Lennon passa au salon et s’assit sur le canapé à côté de Marie. Ellen somnolait sur les genoux de sa mère, devant les images muettes de clips qui passaient pendant la nuit sur l’énorme télévision de Roscoe. « Je dois y aller, dit-il. Mais si tu préfères, je reste.
— Non, répondit Marie. Je n’ai pas besoin de chien de garde.
— Il ne t’arrivera rien, dit Lennon. Roscoe a fait blinder l’appart. C’est Fort Knox ici. Deux verrous et une chaîne à la porte. Du solide. En plus, personne ne sait que tu es ici.
— Roscoe, il le sait.
— Je lui fais confiance.
— Moi non. »
Lennon sortit le Glock de son étui et le tendit. « Tiens. »
Marie regarda fixement l’arme. « Non.
— Prends-le. Tu te sentiras mieux.
— Ça, j’en doute fort.
— Alors, ça me fera me sentir mieux, moi .
— Je ne saurais pas quoi en faire.
— C’est facile, expliqua Lennon. Tu recules ça pour charger. Ensuite, tu pointes et tu appuies sur la détente.
— Je n’en veux pas.
— Prends-le. » Il lui présenta le Glock. Voyant qu’elle refusait toujours, il se leva et, traversant la pièce, leva le bras pour le poser sur une étagère en hauteur, hors d’atteinte d’Ellen. « Il est là, si jamais tu en as besoin. Mais ce ne sera pas la peine. »
Marie ne répondit pas, les yeux baissés sur le canapé où elle berçait sa fille endormie.
« Je serai absent une heure, deux maximum, dit Lennon. Je reviens. C’est promis. »
Le bruit de lourdes bottes résonnant sur le carrelage tira le Voyageur de sa torpeur. Son corps lui faisait mal à force de rester allongé sur le mince matelas. Il se dressa sur son séant dans le noir, renifla et essuya l’œil qui n’était pas bandé. Il tendit l’oreille.
Des hommes qui couraient, des voix dures.
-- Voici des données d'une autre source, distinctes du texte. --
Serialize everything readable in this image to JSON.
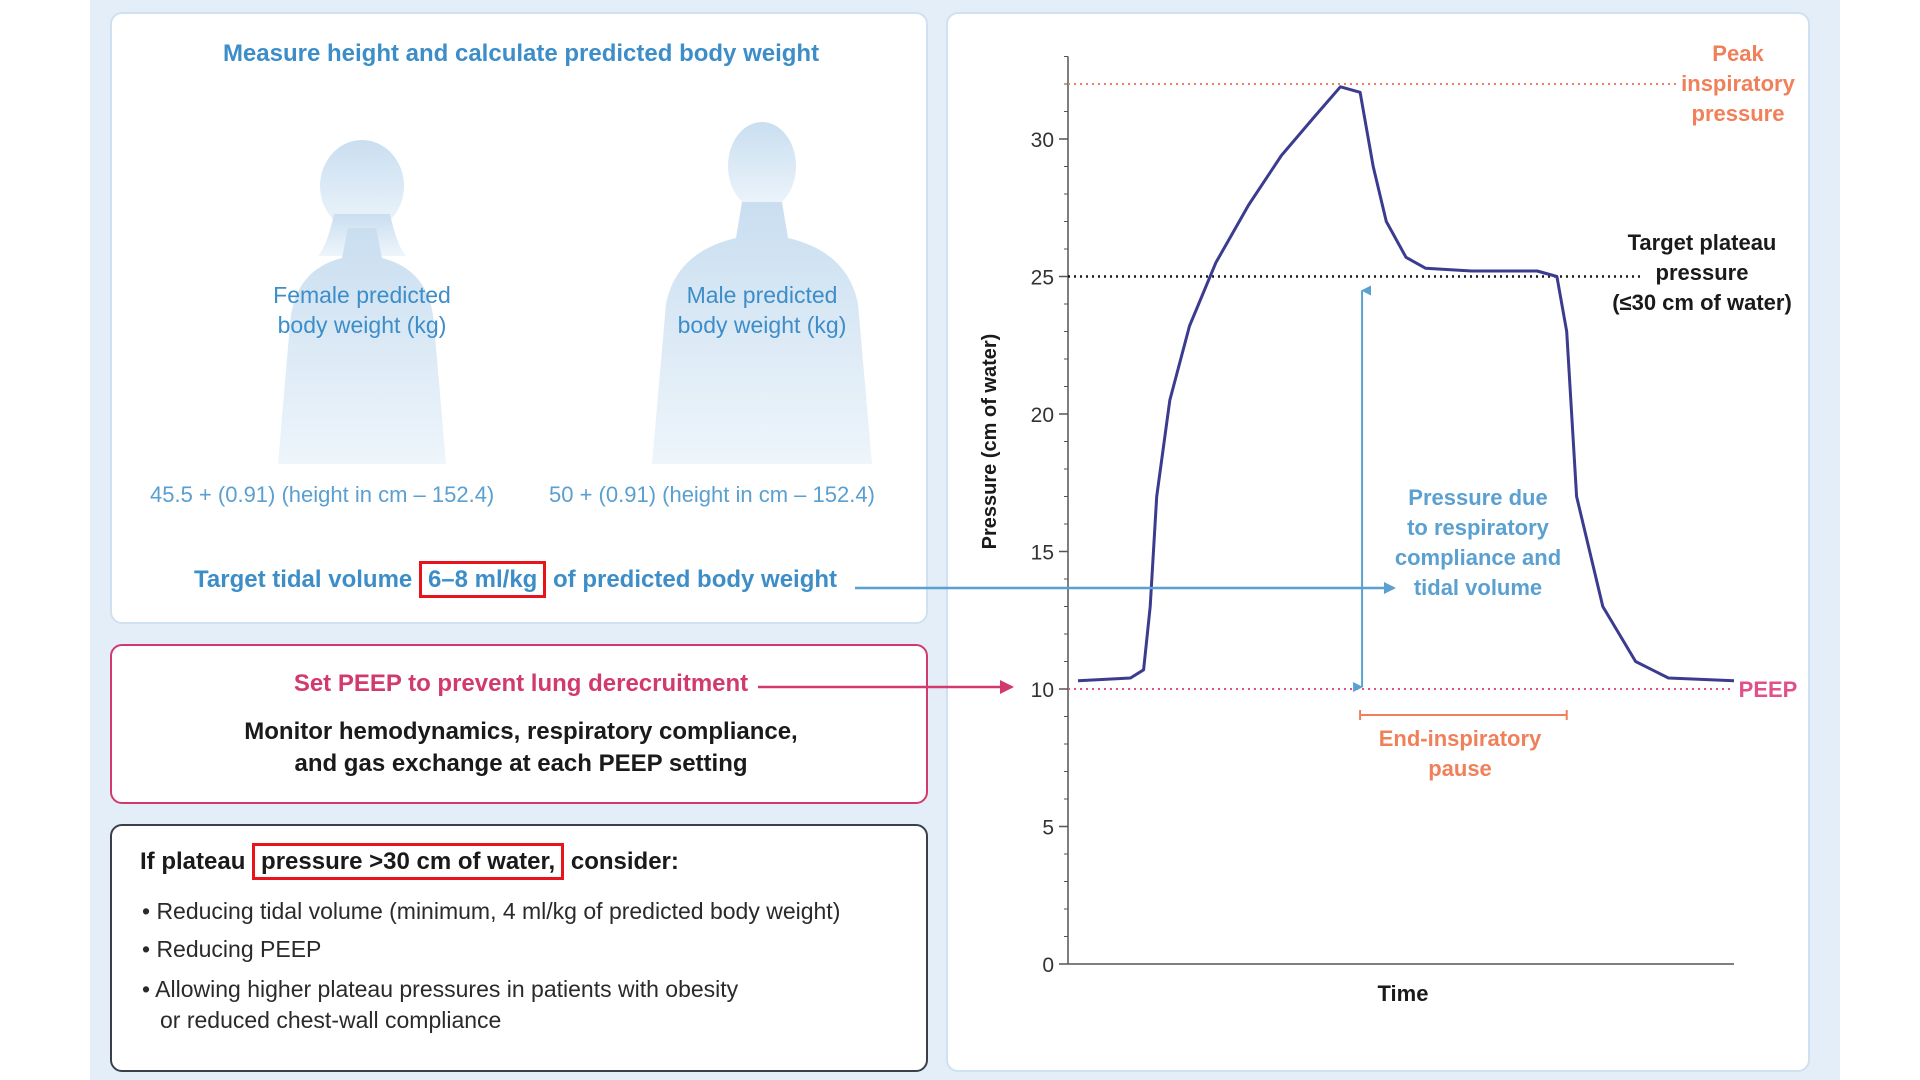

Pas de panique, mais c’était malgré tout une urgence. Une voix appela un médecin. Une autre demanda un couteau. Le Voyageur se leva et alla coller son oreille contre la porte métallique.
Il entendit : « Connard. »
Puis : « Son pantalon. »
Puis : « Il s’est pendu. »
Il sourit. Gagna les toilettes, ouvrit sa braguette, et vida sa vessie. Se rajusta, remonta la fermeture. Prit une profonde inspiration, se campa solidement sur ses jambes, fit face à la porte, et attendit.
Au bout d’une dizaine de minutes environ, des pas martelèrent à nouveau le couloir et passèrent devant sa cellule pour s’enfoncer plus avant dans la zone de détention. Le bruit décrut peu à peu, tandis que des voix pressantes s’élevaient plus loin.